Prima di parlare di Birra è sempre meglio approfondire la conoscenza dell’Orzo.
L’Orzo è
stato il primo cereale coltivato dall’uomo a uso alimentare oltre 10.000 anni
a.C. e come alimento si ottiene dalle “cariossidi” (frutti secchi
“indeiscenti”, cioè frutti che giunti a maturazione non si aprono
spontaneamente) di una pianta che si chiama “Hordeum Vulgare”. Questa pianta,
appartenente alla Famiglia delle “Poaceae” meglio conosciute come “Graminacee”,
è stata così denominata dal Medico, Botanico e Naturalista Svedese, Carl
Nilsson Linnaeus (1707-1778), considerato l’ideatore della Classificazione Scientifica
Moderna di tutti gli organismi viventi.
Antecedentemente
all’Orzo coltivato, l’uomo aveva avuto i primi contatti “alimentari” con l’Orzo
Selvatico “Hordeum Spontaneum”. Grazie al facile metodo di coltivazione, l’Orzo,
è stato un tipo di coltura che ha modificato
profondamente il modo di vivere dei nostri antenati, trasformandoli da
cacciatori nomadi ad agricoltori stanziali, favorendo anche la nascita dei
primi nuclei abitativi.
L’Orzo
essendo ricco di fosforo, potassio, magnesio, vitamina PP, vitamina E, ferro e
calcio, ha favorito anche lo sviluppo cerebrale dell’uomo.
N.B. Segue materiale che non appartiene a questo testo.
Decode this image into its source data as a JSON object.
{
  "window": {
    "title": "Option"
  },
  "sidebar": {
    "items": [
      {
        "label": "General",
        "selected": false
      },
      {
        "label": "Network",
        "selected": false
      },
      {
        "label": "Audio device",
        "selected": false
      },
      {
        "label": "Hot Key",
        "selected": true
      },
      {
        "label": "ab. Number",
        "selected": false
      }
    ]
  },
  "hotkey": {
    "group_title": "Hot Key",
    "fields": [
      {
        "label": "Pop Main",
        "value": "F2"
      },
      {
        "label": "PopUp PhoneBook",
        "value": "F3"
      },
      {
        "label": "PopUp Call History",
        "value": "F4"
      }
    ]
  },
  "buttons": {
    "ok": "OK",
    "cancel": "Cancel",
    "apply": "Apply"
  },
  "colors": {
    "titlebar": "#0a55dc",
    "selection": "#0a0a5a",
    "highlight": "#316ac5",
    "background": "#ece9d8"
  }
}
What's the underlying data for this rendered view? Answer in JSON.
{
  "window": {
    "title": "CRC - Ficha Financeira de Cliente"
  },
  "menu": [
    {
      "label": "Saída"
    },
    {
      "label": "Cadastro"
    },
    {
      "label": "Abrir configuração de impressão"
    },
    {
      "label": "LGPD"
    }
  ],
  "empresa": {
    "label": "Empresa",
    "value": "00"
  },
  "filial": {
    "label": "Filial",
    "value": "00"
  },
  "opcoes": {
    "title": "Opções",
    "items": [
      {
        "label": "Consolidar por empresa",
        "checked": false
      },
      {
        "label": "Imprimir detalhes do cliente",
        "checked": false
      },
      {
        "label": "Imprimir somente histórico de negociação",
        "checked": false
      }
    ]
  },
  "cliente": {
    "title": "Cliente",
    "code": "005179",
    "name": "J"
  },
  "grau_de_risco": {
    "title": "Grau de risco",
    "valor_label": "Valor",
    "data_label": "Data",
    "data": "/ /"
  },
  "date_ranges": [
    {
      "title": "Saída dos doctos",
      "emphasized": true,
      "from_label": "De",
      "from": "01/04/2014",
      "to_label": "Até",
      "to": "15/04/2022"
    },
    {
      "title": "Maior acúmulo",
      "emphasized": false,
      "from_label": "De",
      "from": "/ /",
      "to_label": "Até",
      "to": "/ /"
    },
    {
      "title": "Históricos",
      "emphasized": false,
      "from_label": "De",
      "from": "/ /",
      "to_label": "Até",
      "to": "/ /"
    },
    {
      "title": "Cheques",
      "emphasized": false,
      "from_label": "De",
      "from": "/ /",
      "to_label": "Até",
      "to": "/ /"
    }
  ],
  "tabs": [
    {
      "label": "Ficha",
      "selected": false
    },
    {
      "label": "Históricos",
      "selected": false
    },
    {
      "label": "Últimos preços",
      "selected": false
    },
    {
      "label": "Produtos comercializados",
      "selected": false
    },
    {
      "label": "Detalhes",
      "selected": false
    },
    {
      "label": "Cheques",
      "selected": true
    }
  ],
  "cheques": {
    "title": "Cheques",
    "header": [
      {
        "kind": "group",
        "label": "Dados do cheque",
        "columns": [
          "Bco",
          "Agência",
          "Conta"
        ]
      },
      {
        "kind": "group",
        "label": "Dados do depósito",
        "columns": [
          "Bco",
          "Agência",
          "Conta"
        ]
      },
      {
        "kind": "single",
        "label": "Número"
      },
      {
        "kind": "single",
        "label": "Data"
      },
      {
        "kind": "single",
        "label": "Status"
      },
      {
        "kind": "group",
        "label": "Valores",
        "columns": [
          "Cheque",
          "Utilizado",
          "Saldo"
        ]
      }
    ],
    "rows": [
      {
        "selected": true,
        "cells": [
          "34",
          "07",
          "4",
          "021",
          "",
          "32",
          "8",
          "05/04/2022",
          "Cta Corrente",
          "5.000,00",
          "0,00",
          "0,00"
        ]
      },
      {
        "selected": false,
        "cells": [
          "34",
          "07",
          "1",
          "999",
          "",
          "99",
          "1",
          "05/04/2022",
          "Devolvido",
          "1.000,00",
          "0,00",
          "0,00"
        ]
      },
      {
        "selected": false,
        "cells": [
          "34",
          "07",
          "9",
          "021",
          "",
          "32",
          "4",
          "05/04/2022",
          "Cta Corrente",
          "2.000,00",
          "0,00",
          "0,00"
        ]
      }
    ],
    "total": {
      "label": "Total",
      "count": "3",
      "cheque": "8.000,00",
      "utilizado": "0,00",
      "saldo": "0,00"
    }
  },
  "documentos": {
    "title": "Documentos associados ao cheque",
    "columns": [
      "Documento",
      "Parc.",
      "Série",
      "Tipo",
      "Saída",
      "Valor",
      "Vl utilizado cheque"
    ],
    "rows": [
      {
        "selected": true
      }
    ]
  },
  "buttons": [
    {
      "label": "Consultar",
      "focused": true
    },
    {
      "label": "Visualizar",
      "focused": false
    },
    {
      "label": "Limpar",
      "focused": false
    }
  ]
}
Grazie all’ingegno
l’uomo incominciò a elaborare le prime tecniche agrarie ottenendo un surplus di
alimenti che dovevano essere conservati, la conseguenza fu che tutto ciò andava
preservato dal deperimento e dall’assalto dei roditori. Una delle soluzioni,
che dava maggiori garanzie, fu quella di mettere i grani del raccolto in
recipienti colmi di acqua, l’Orzo immerso dava inizio al processo della
fermentazione, trasformando l’acqua in un qualcosa che oggi possiamo definire
una “rudimentale Birra”.
La Birra è
una delle bevande più antiche dell’Umanità. Le prime tracce ci giungono da
scritti di origine Medio Orientale di circa 5000 anni fa, ma, dalle prove
chimiche fatte su alcuni resti di antichissime ceramiche, si può azzardare a
dargli un luogo e una data di nascita in un Territorio che corrisponde, a
grandi linee, all’attuale Stato dell’Iran, più di 7000 anni fa. Già i Sumeri
(prima popolazione sedentaria al Mondo), che vissero 4000 anni fa sui monti
della Mesopotamia, bevevano Birra e la chiamavano “Se-bar-bi-sag” (bevanda che
fa vedere chiaro). Questa bevanda dava ai nostri antenati più forza e felicità,
rendendoli più pronti ad affrontare la vita terribile di allora: da ciò essi
ritennero che in questo ci fosse un qualche intervento divino. Anche gli Egiziani
facevano largo uso di Birra ma, nei momenti di carestia, quando tutto l’Orzo
veniva destinato all’alimentazione, bevevano il “Vino di palma” che ricavavano
dalla linfa zuccherina della pianta.
La Birra non
piaceva molto ai Greci che la dileggiavano definendola “Vino d’orzo”, e anche i
Romani, pur conoscendola, non né facevano un largo consumo ma la relegavano
soprattutto nel campo della cosmesi femminile per la pulizia e il nutrimento
della pelle. La Birra, come bevanda, era invece largamente diffusa in tutta le
Province dell’Impero Romano. In quei Secoli lontani fu chiamata, soprattutto,
Birra, Ale e Cervisia. Il primo appellativo, molto probabilmente, deriva dal
Latino “Bibere” (bere), mentre il secondo era usato dai popoli nordici e dagli
Inglesi, il terzo deriva dal Gallico “Cerevisia” ed è all’origine di
definizioni moderne di Birra come il termine Spagnolo “Cerveza”. Attraverso i
millenni la Birra fu perfezionata e, in tutte le epoche, ebbe grande
importanza, fino a raggiungere i nostri giorni in cui ha una posizione di
grande prestigio tra le bevande alcoliche.
Oggi il
mercato mondiale è in mano alle grandi Multinazionali e a migliaia di Piccoli Produttori. In anni più recenti molti degli appassionati “Homebrewers”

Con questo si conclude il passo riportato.